Choose from trails that cross a lochan on a picturesque bridge, or wind through Scots pine trees where squirrels chatter. If you really want to take it easy, there’s a grand view of Deeside’s mountains just from the car park.
Explore Cambus o’May, or find other places to visit with a guide to all our Aberdeenshire forests.
Dogs and wildlife
Cambus o’May is an important site for ground nesting birds like capercaillie. Please keep your dog under very close control – either at heel or on a lead – to help protect them.
You’ll find a range of places to eat in Dinnet, Ballater and Aboyne. There are accessible public toilets in Ballater and Aboyne.
A short loop around the west lochan, where you may see damselflies and dragonflies dancing over the water.
Firm but uneven gravel surface. Some short steep slopes with single uneven rock steps. Parts may be slightly grassy or muddy.
½ miles / 1.0 km Allow ¼ hour
At the start of this trail you’ll be walking along an esker – a ridge left behind by a huge glacier – with great views south into the Dee valley. On a fine day you'll see Lochnagar in the distance.
Two Lochans Trail
Wander beneath majestic Douglas firs to reach a pair of picture-perfect lochans nestled amid the pines.
Uneven gravel surface with some slightly grassy and muddy parts. Some steep slopes with one flight of wooden steps. Includes three bridges.
1 ½ miles / 2.5 km Allow 1 hour
Both the lochans along this trail are legacies from the Ice Age: they sit in shallow saucers left behind by huge lumps of ice that broke off from the glaciers flowing from the centre of the Cairngorms.

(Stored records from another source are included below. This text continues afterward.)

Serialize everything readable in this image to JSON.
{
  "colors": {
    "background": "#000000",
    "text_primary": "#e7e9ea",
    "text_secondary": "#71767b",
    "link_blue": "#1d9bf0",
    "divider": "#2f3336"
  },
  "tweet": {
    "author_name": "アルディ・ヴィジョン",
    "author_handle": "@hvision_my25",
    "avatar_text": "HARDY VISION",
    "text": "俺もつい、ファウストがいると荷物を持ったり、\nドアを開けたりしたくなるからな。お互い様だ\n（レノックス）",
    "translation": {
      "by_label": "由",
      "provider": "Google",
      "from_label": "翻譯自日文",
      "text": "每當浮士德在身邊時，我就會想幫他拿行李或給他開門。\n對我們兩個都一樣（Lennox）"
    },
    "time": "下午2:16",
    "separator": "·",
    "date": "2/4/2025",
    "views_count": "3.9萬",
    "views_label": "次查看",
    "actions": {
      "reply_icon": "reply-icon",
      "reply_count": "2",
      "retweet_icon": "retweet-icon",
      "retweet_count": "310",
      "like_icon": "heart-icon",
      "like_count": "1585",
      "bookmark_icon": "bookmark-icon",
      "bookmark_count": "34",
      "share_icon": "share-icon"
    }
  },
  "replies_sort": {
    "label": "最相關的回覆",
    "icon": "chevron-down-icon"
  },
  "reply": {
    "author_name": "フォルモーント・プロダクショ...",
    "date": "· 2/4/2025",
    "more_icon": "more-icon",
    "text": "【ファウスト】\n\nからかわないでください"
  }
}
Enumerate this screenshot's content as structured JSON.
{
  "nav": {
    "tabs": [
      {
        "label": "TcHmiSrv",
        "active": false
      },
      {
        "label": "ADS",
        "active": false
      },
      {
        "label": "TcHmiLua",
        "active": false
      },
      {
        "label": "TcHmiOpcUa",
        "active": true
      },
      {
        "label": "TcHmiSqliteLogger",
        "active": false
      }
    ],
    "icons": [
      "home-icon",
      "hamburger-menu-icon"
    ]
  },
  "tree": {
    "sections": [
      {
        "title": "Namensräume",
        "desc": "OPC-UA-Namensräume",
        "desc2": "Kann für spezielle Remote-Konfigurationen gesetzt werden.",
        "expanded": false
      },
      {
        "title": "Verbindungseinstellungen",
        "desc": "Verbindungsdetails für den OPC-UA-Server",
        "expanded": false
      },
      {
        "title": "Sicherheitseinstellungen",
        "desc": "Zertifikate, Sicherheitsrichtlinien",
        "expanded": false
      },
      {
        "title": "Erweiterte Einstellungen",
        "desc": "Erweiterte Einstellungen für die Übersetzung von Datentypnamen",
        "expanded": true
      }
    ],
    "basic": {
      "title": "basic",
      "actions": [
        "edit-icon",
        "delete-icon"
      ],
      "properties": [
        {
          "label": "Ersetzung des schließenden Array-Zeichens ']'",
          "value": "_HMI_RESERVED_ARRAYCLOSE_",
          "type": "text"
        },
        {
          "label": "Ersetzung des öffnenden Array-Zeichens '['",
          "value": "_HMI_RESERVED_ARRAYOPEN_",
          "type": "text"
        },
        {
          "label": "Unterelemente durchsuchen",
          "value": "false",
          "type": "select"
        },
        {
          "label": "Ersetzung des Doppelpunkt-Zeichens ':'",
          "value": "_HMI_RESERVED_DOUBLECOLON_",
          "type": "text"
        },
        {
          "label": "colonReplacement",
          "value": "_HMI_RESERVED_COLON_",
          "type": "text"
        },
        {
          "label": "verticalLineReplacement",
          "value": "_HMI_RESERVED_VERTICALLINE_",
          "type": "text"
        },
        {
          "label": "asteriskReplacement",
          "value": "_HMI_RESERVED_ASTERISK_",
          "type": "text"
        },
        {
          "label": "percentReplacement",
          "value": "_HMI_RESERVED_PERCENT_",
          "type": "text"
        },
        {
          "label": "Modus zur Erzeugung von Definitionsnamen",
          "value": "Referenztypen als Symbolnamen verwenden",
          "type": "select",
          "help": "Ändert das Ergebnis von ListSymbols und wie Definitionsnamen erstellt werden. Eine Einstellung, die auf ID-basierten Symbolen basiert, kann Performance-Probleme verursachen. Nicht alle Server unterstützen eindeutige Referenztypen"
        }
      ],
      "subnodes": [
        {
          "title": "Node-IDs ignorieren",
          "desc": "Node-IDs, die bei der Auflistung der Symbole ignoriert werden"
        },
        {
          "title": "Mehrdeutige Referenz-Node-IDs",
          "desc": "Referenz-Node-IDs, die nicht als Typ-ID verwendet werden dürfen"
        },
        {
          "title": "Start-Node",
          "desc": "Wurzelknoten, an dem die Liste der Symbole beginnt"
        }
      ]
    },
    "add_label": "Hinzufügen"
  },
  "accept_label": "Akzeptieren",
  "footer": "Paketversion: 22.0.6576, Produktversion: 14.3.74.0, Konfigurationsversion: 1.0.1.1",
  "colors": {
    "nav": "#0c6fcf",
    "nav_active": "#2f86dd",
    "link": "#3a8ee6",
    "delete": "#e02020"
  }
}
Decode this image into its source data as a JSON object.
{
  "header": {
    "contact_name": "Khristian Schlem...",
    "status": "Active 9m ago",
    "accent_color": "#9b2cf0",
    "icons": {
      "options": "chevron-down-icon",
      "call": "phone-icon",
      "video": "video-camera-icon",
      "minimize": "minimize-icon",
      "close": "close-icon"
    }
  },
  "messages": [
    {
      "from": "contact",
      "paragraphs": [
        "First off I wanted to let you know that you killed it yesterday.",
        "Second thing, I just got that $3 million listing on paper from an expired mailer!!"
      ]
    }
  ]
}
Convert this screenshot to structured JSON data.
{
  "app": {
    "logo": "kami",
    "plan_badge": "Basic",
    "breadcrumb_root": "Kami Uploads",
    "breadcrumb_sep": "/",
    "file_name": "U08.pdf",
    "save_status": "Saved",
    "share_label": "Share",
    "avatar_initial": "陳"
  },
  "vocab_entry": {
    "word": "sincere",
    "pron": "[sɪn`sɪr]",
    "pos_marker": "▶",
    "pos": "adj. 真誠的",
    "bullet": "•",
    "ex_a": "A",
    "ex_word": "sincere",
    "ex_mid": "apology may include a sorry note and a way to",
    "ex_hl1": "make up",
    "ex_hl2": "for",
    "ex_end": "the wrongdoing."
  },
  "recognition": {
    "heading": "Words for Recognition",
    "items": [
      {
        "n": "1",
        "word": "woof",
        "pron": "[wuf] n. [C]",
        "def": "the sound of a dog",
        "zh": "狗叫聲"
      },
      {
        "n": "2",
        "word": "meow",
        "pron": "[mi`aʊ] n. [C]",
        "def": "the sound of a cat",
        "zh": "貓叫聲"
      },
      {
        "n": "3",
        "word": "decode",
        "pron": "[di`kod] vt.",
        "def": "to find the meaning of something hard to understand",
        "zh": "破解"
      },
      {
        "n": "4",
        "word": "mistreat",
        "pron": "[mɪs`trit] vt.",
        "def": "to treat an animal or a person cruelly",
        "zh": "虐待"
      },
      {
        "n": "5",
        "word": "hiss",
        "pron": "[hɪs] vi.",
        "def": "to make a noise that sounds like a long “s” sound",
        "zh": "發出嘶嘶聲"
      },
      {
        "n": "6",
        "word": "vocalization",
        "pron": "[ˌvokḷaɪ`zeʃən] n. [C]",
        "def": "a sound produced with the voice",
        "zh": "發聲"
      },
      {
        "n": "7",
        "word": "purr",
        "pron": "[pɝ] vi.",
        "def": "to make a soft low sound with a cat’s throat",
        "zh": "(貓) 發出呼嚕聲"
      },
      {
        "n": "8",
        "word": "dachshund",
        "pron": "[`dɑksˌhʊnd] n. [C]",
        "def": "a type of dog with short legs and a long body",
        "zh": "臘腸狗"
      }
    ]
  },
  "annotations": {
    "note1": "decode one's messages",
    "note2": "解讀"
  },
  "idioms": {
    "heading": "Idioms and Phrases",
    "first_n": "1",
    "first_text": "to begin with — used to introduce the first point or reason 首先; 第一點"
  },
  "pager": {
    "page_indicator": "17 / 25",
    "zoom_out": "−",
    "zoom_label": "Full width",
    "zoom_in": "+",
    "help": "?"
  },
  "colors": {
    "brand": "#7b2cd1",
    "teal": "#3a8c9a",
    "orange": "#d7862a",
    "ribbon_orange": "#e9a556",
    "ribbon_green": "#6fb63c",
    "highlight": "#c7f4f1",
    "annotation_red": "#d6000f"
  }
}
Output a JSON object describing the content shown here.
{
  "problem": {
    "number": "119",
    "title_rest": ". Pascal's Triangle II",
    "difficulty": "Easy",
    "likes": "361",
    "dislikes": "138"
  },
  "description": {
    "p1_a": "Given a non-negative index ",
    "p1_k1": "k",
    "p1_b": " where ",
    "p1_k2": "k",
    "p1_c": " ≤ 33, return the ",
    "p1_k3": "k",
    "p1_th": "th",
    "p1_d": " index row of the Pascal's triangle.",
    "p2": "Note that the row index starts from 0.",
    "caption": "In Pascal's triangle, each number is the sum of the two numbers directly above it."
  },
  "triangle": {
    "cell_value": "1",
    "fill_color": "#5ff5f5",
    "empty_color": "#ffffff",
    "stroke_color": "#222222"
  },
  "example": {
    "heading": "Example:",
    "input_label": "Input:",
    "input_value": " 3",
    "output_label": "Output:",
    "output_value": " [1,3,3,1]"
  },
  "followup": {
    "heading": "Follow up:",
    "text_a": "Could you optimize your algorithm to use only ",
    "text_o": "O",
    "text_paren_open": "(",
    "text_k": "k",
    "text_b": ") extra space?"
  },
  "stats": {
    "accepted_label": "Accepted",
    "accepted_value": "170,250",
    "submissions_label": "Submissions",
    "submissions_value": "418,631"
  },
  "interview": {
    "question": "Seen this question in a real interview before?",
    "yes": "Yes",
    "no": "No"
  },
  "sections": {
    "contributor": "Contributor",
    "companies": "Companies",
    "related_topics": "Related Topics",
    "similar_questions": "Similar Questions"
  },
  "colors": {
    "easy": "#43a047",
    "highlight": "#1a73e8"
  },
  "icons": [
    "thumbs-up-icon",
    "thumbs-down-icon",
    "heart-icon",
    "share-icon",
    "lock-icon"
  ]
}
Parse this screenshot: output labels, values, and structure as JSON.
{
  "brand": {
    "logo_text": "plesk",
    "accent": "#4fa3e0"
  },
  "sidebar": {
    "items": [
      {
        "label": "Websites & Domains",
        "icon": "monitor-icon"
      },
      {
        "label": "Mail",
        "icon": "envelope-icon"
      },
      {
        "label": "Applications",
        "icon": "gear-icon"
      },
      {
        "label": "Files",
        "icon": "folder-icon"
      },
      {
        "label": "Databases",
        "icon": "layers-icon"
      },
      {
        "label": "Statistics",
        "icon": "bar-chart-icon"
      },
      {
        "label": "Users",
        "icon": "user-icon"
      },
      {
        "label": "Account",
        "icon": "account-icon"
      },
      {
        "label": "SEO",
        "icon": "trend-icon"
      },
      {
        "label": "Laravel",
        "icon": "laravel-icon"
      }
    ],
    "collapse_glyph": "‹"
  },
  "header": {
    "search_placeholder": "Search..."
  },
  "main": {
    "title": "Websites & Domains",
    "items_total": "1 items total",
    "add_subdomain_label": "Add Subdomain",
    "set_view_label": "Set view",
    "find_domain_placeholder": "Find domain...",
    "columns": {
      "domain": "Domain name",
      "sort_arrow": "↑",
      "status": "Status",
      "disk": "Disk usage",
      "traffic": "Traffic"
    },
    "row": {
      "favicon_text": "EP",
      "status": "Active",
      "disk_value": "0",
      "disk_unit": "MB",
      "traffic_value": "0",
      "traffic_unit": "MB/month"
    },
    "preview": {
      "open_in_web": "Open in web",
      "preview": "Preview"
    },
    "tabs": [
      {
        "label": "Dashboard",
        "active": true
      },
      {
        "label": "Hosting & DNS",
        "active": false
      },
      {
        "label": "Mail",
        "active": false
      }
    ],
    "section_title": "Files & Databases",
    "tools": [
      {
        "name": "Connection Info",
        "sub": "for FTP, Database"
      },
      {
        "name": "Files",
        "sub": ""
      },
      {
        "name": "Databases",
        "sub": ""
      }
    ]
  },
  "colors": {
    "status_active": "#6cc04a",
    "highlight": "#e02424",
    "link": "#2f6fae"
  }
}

You’ll pass an old quarry too. Stone from here was used for buildings in Ballater as the village grew after Queen Victoria made Deeside fashionable.
Pine Tree Trail
A longer tour through the tranquil pine forest, which is home to red squirrels, capercaillie and black grouse.
Uneven gravel surface with some rocky and muddy parts. Some steep slopes. Includes three bridges and some exposed tree roots.
2 ¾ miles / 4.3 km Allow 1½ hours
Mountain biking trails
For a longer outing on foot or mountain bike, there’s a great route that visits Muir of Dinnet National Nature Reserve, just over the hill from Cambus o’May. Take the forest road north east from the furthest point on the Pine Tree Trail and it will lead you straight onto the reserve. While you’re there, don’t miss the Vat, a spectacular pothole in the granite. Return to Cambus o’May along the Deeside Way, a traffic-free route along an old railway line.
How to get here
Cambus O'May is on the north side of the A93 between Ballater and Dinnet.
From Ballater, take the A93 east towards Aboyne. The car park is sign posted on your left about 2.5 miles / 4 km from the edge of Ballater. There is a bus stop at the forest entrance.
The car park is at grid reference NO 404 981.
AB35 5SD is the nearest postcode.
Buses between Aberdeen and Ballater stop at the car park entrance by request: ask to be let off at Cambus O May. There is an hourly bus service on most days. You’ll find service details at Traveline Scotland.
The Vat, a spectacular granite pothole, is just a few kilometres away on Muir of Dinnet National Nature Reserve.